Plant breeders want to develop cultivars that outperform existing genotypes. Some characteristics (here ‘main traits’) of these cultivars are categorical and difficult to measure directly. It is important to predict the main trait of newly developed genotypes accurately. In addition to marker data, breeding programs often have information on secondary traits (or ‘phenotypes’) that are easy to measure. Our goal is to improve prediction of main traits with interpretable relations by combining the two data types using variable selection techniques. However, the genomic characteristics can overwhelm the set of secondary traits, so a standard technique may fail to select any phenotypic variables. We develop a new statistical technique that ensures appropriate representation from both the secondary traits and the genotypic variables for optimal prediction. When two data types (markers and secondary traits) are available, we achieve improved prediction of a binary trait by two steps that are designed to ensure that a significant intrinsic effect of a phenotype is incorporated in the relation before accounting for extra effects of genotypes. First, we sparsely regress the secondary traits on the markers and replace the secondary traits by their residuals to obtain the effects of phenotypic variables as adjusted by the genotypic variables. Then, we develop a sparse logistic classifier using the markers and residuals so that the adjusted phenotypes may be selected first to avoid being overwhelmed by the genotypic variables due to their numerical advantage. This classifier uses forward selection aided by a penalty term and can be computed effectively by a technique called the one-pass method. It compares favorably with other classifiers on simulated and real data.

查看原文本刊更多论文

结合表型和基因组数据提高二元性状的预测

植物育种家希望培育出优于现有基因型的品种。这些品种的一些特征(这里的“主要性状”)是分类的，难以直接测量。准确预测新发育基因型的主要性状具有重要意义。除了标记数据外，育种计划通常还包含易于测量的次要性状(或“表型”)信息。我们的目标是通过使用变量选择技术将两种数据类型结合起来，提高对具有可解释关系的主要性状的预测。然而，基因组特征可能压倒次要特征，因此标准技术可能无法选择任何表型变量。我们开发了一种新的统计技术，以确保二级性状和基因型变量的适当表示，以实现最佳预测。当两种数据类型(标记和二级性状)可用时，我们通过两个步骤实现了对二元性状的改进预测，这两个步骤旨在确保在考虑基因型的额外影响之前，表型的显着内在影响被纳入关系中。首先，对标记上的次要性状进行稀疏回归，并用其残差代替次要性状，得到经基因型变量调整后的表型变量效应。然后，我们利用标记和残差开发了一个稀疏逻辑分类器，以便首先选择调整后的表型，以避免因其数量优势而被基因型变量淹没。

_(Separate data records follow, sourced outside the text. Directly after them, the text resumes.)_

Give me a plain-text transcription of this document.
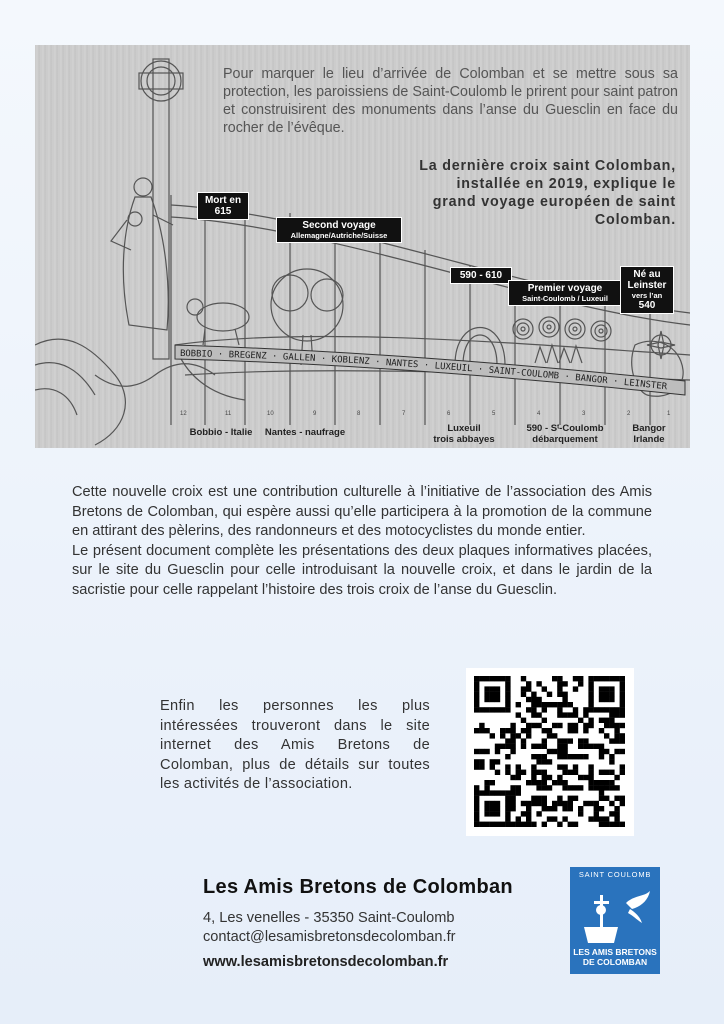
BOBBIO · BREGENZ · GALLEN · KOBLENZ · NANTES · LUXEUIL · SAINT-COULOMB · BANGOR · LEINSTER
12	11	10	9	8	7	6	5	4	3	2	1
Pour marquer le lieu d’arrivée de Colomban et se mettre sous sa protection, les paroissiens de Saint-Coulomb le prirent pour saint patron et construisirent des monuments dans l’anse du Guesclin en face du rocher de l’évêque.
La dernière croix saint Colomban, installée en 2019, explique le grand voyage européen de saint Colomban.
Mort en
615
Second voyage
Allemagne/Autriche/Suisse
590 - 610
Premier voyage
Saint-Coulomb / Luxeuil
Né au
Leinster
vers l’an
540
Bobbio - Italie	Nantes - naufrage	Luxeuil
trois abbayes
590 - Sᵗ-Coulomb
débarquement
Bangor
Irlande

Cette nouvelle croix est une contribution culturelle à l’initiative de l’association des Amis Bretons de Colomban, qui espère aussi qu’elle participera à la promotion de la commune en attirant des pèlerins, des randonneurs et des motocyclistes du monde entier.

Le présent document complète les présentations des deux plaques informatives placées, sur le site du Guesclin pour celle introduisant la nouvelle croix, et dans le jardin de la sacristie pour celle rappelant l’histoire des trois croix de l’anse du Guesclin.

Enfin les personnes les plus intéressées trouveront dans le site internet des Amis Bretons de Colomban, plus de détails sur toutes les activités de l’association.
Les Amis Bretons de Colomban
4, Les venelles - 35350 Saint-Coulomb
contact@lesamisbretonsdecolomban.fr
www.lesamisbretonsdecolomban.fr
SAINT COULOMB
LES AMIS BRETONS
DE COLOMBAN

该分类器使用前向选择，并辅以惩罚项，可以通过一种称为一遍方法的技术有效地计算。在模拟数据和真实数据上与其他分类器进行了比较。

本文章由计算机程序翻译，如有差异，请以英文原文为准。

求助全文

约1分钟内获得全文求助全文

来源期刊

Journal of Applied Statistics 数学-统计学与概率论

CiteScore

3.40

自引率

0.00%

发文量

126

审稿时长

6 months

期刊介绍： Journal of Applied Statistics provides a forum for communication between both applied statisticians and users of applied statistical techniques across a wide range of disciplines. These areas include business, computing, economics, ecology, education, management, medicine, operational research and sociology, but papers from other areas are also considered. The editorial policy is to publish rigorous but clear and accessible papers on applied techniques. Purely theoretical papers are avoided but those on theoretical developments which clearly demonstrate significant applied potential are welcomed. Each paper is submitted to at least two independent referees.